Say the worst happens and a toxic relationship explodes in your workplace. What then? Andrew Pullman, managing director of conflict management firm People Risk Solutions, was called in to handle one such instance. A manufacturing firm in the north of England had been considering dismissing an under-performing managing director, Tom. They then received an anonymous tip-off that Tom was having an affair with his personal assistant, Sue. As Pullman launched an investigation it emerged that Sue was pregnant, and that many of her peers had strong views on the way that Tom had behaved in forming a relationship with such a close colleague. “In the end he was dismissed,” reveals Pullman. “Not because of the affair itself. Partly on account of his work and partly because of his lapse of judgement.”

Care in the investigation is paramount. “There can be a huge level of disruption if an investigation is badly handled,” says Dr Rory Ridley-Duff, a senior lecturer at Sheffield Hallam University who explores management of workplace relationships in his book Emotion, Seduction and Intimacy. “People take sides, stretch the truth, gang up on each other – in severe instances it can become a kind of mob rule.” A survey published by Andrew and Nada Kakabadse found that only 2% of people in the UK felt that delicate situations were best addressed by formal procedures. “Instead, professional opinion is increasingly viewing mediation as a better answer, and arbitration service Acas now recommends it as a valuable way of handling allegations of sexual harassment or misconduct,” says Dr Ridley-Duff.

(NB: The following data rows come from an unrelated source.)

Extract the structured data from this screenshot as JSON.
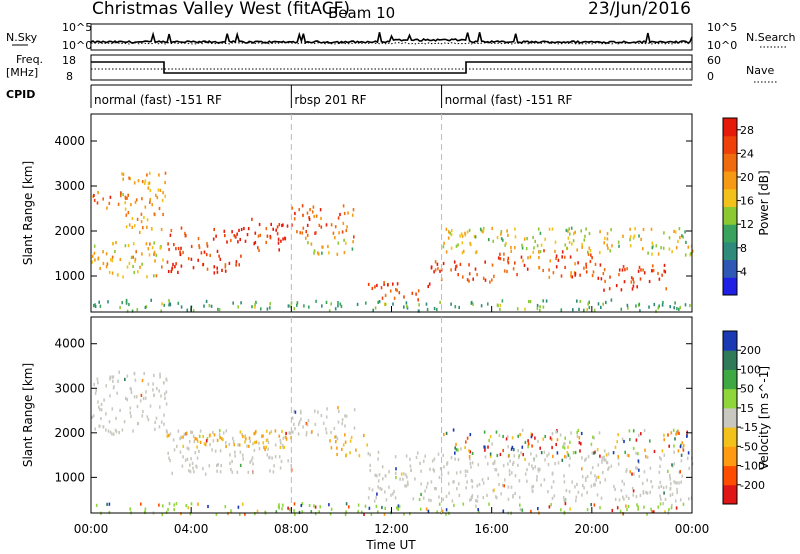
{
  "header": {
    "title": "Christmas Valley West (fitACF)",
    "beam": "Beam 10",
    "date": "23/Jun/2016"
  },
  "sky_panel": {
    "left_label": "N.Sky",
    "right_label": "N.Search",
    "left_ticks": [
      "10^5",
      "10^0"
    ],
    "right_ticks": [
      "10^5",
      "10^0"
    ]
  },
  "freq_panel": {
    "left_label_line1": "Freq.",
    "left_label_line2": "[MHz]",
    "right_label": "Nave",
    "left_ticks": [
      "18",
      "8"
    ],
    "right_ticks": [
      "60",
      "0"
    ]
  },
  "cpid_panel": {
    "label": "CPID",
    "segments": [
      {
        "start": 0,
        "end": 8,
        "label": "normal (fast) -151 RF"
      },
      {
        "start": 8,
        "end": 14,
        "label": "rbsp 201 RF"
      },
      {
        "start": 14,
        "end": 24,
        "label": "normal (fast) -151 RF"
      }
    ]
  },
  "colors": {
    "power": [
      "#1f1fe6",
      "#2f57b5",
      "#2e8a7a",
      "#39a35e",
      "#8cc832",
      "#f2c21a",
      "#f59a12",
      "#f06b0d",
      "#ee4008",
      "#e61a08"
    ],
    "velocity": [
      "#e01515",
      "#ff4d00",
      "#ff9a12",
      "#f2c21a",
      "#c8c8c0",
      "#8fd63a",
      "#3ea842",
      "#2f7a58",
      "#1a3ab3"
    ],
    "ground_scatter": "#c8c8c0"
  },
  "chart_data": [
    {
      "type": "heatmap",
      "title": "Power",
      "xlabel": "Time UT",
      "ylabel": "Slant Range [km]",
      "x_ticks": [
        "00:00",
        "04:00",
        "08:00",
        "12:00",
        "16:00",
        "20:00",
        "00:00"
      ],
      "xlim_hours": [
        0,
        24
      ],
      "y_ticks": [
        1000,
        2000,
        3000,
        4000
      ],
      "ylim": [
        200,
        4600
      ],
      "colorbar_label": "Power [dB]",
      "colorbar_ticks": [
        4,
        8,
        12,
        16,
        20,
        24,
        28
      ],
      "colorbar_range": [
        0,
        30
      ],
      "scatter_regions": [
        {
          "t0": 0.0,
          "t1": 1.2,
          "r0": 2500,
          "r1": 2900,
          "level": 0.8
        },
        {
          "t0": 1.2,
          "t1": 3.0,
          "r0": 2000,
          "r1": 3400,
          "level": 0.65
        },
        {
          "t0": 3.0,
          "t1": 6.0,
          "r0": 1100,
          "r1": 2100,
          "level": 0.95
        },
        {
          "t0": 6.0,
          "t1": 8.0,
          "r0": 1600,
          "r1": 2300,
          "level": 0.92
        },
        {
          "t0": 8.0,
          "t1": 10.5,
          "r0": 1900,
          "r1": 2600,
          "level": 0.85
        },
        {
          "t0": 8.5,
          "t1": 10.5,
          "r0": 1500,
          "r1": 1900,
          "level": 0.55
        },
        {
          "t0": 0.0,
          "t1": 3.0,
          "r0": 1000,
          "r1": 1800,
          "level": 0.6
        },
        {
          "t0": 11.0,
          "t1": 13.5,
          "r0": 500,
          "r1": 900,
          "level": 0.9
        },
        {
          "t0": 13.5,
          "t1": 16.0,
          "r0": 900,
          "r1": 1400,
          "level": 0.9
        },
        {
          "t0": 16.0,
          "t1": 20.0,
          "r0": 1000,
          "r1": 1600,
          "level": 0.85
        },
        {
          "t0": 20.0,
          "t1": 23.0,
          "r0": 700,
          "r1": 1300,
          "level": 0.92
        },
        {
          "t0": 14.0,
          "t1": 24.0,
          "r0": 1500,
          "r1": 2100,
          "level": 0.5
        },
        {
          "t0": 0.0,
          "t1": 24.0,
          "r0": 250,
          "r1": 500,
          "level": 0.35
        }
      ]
    },
    {
      "type": "heatmap",
      "title": "Velocity",
      "xlabel": "Time UT",
      "ylabel": "Slant Range [km]",
      "x_ticks": [
        "00:00",
        "04:00",
        "08:00",
        "12:00",
        "16:00",
        "20:00",
        "00:00"
      ],
      "xlim_hours": [
        0,
        24
      ],
      "y_ticks": [
        1000,
        2000,
        3000,
        4000
      ],
      "ylim": [
        200,
        4600
      ],
      "colorbar_label": "Velocity [m s^-1]",
      "colorbar_ticks": [
        200,
        100,
        50,
        15,
        -15,
        -50,
        -100,
        -200
      ],
      "colorbar_range": [
        -250,
        250
      ],
      "scatter_regions": [
        {
          "t0": 0.0,
          "t1": 3.0,
          "r0": 2000,
          "r1": 3400,
          "kind": "ground"
        },
        {
          "t0": 3.0,
          "t1": 8.0,
          "r0": 1100,
          "r1": 2100,
          "kind": "ground"
        },
        {
          "t0": 3.0,
          "t1": 8.0,
          "r0": 1700,
          "r1": 2100,
          "kind": "orange"
        },
        {
          "t0": 8.0,
          "t1": 10.5,
          "r0": 1900,
          "r1": 2600,
          "kind": "ground"
        },
        {
          "t0": 9.5,
          "t1": 11.0,
          "r0": 1500,
          "r1": 2000,
          "kind": "orange"
        },
        {
          "t0": 11.0,
          "t1": 24.0,
          "r0": 500,
          "r1": 1600,
          "kind": "ground"
        },
        {
          "t0": 14.0,
          "t1": 24.0,
          "r0": 1500,
          "r1": 2100,
          "kind": "mixed"
        },
        {
          "t0": 0.0,
          "t1": 24.0,
          "r0": 200,
          "r1": 450,
          "kind": "green"
        }
      ]
    }
  ]
}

There is also general agreement that a central tenet of successful organisations is that employees are treated with respect. “There is a great deal to be said for treating people like adults to persuade them to behave as such,” adds passion coach Dr Vena Ramphal. “If you wish to give any kind of preliminary advice it might be to explain that often sexual attraction between co-workers can simply be a consequence of admiration for their skills at their job. If two people are sure of the profundity of their feelings, and ready to act in a professional way in the office, then they should not hold off on having a relationship. But if they are simply feeling sexual attraction, a shock of lust for a colleague they work closely with, the wisest response is not to fritter it in a fleeting sexual encounter but rather to harness it into working creatively together. It can make people extraordinarily productive.”